How to avoid boxing value types in F# equality comparisons

This week I realized, and promptly reported to the Visual Fsharp compiler, that F#’s operator (=) boxes user-defined value types. That’s right, any value type you might want to use from a third-party library, or any value type you define for performance reasons, well, don’t compare them using (=) in F#, currently. Unless performance is of no concern to you, but then why would you use value types in the first place?

[<Struct>]
type AnyType =
    // whatever

AnyType() = AnyType() // allocates on the GC heap!?!

I don’t want to get into the how the problem happens as that would just be guesswork, I don’t work on the F# compiler. I just know it is there, and based on the feedback so far, it’s not going to be a quick fix.

So what can we do if we want to use value types in F#? Can’t use Equals, we’d need to cast to IEquatable(T) which is in itself a boxing operation, and Object.Equals boxes and casts both operands. One working alternative (thanks latkin) is to define op_Equality and use the new F# 4.0 NonStructuralModule, but that disables structural comparisons altogether. A workaround around that problem is to alias the equality operators in NonStructuralModule themselves, but then one has to remember to use the aliased operators, and I don’t trust anyone to remember anything, starting with myself.

Based on a later suggestions I received (thanks manofstick), this is what I would personally do:

#nowarn "86"

[<AutoOpen>]
module FastEquals =
    let inline eq<'a when 'a :> System.IEquatable<'a>> (x:'a) (y:'a) = x.Equals y    
    let inline (=) x y = eq x y
    let inline (<>) x y = not (eq x y)
    
    let inline (=@) x y = Microsoft.FSharp.Core.Operators.(=) x y
    let inline (<>@) x y = Microsoft.FSharp.Core.Operators.(<>) x y

First, we are redefining the (=) operator in terms of IEquatable(T).Equals. This does the correct thing, not just for value types, but for classes, records and discriminated unions. There’s no overhead, as the method compiles to a single x86 instruction for all basic numerics types, and yet we still get structural equality for most F# types. F# complains with warning #86, hence, the #nowarn. Shut up F#, we’re fixing you up.

But of course not all types implement IEquatable(T), and the beauty of this is that it won’t compile in this case! So you can confidently use (=) everywhere, and trust the compiler that it won’t let you misuse it. Idiomatic, correct and fast. That’s what we want. I feel good now.

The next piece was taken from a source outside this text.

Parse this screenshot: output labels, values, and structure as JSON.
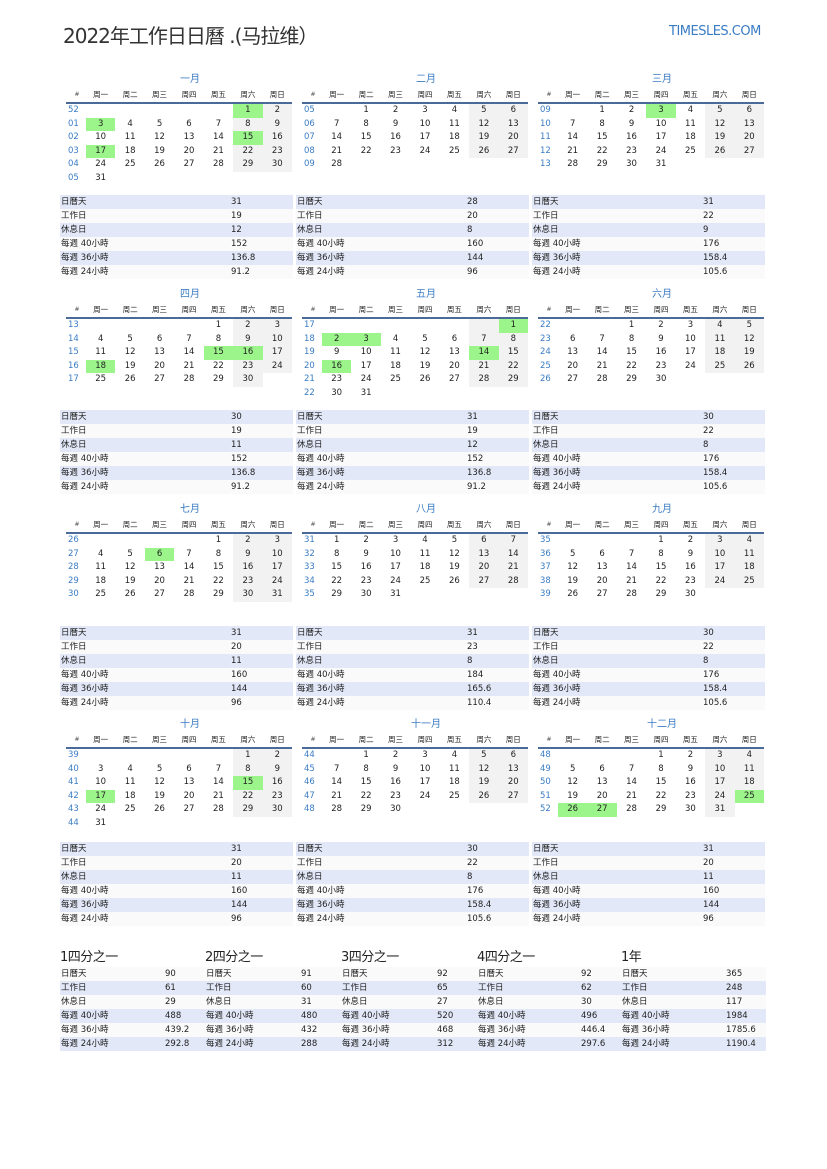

I’m not entirely sure if it’s a good idea to expose the default F# operator, but just in case, I did it by renaming it “=@”, that should make it obvious. The obvious case for using this operator would be structural collection comparison, but be aware that, again, this boxes all elements if they’re user-defined value types! Again, not behavior we’d like to accidentally run into. I’m considering getting rid of the default (=) altogether and just redefining structural equality manually for these collections as needed, perhaps using overloaded static members.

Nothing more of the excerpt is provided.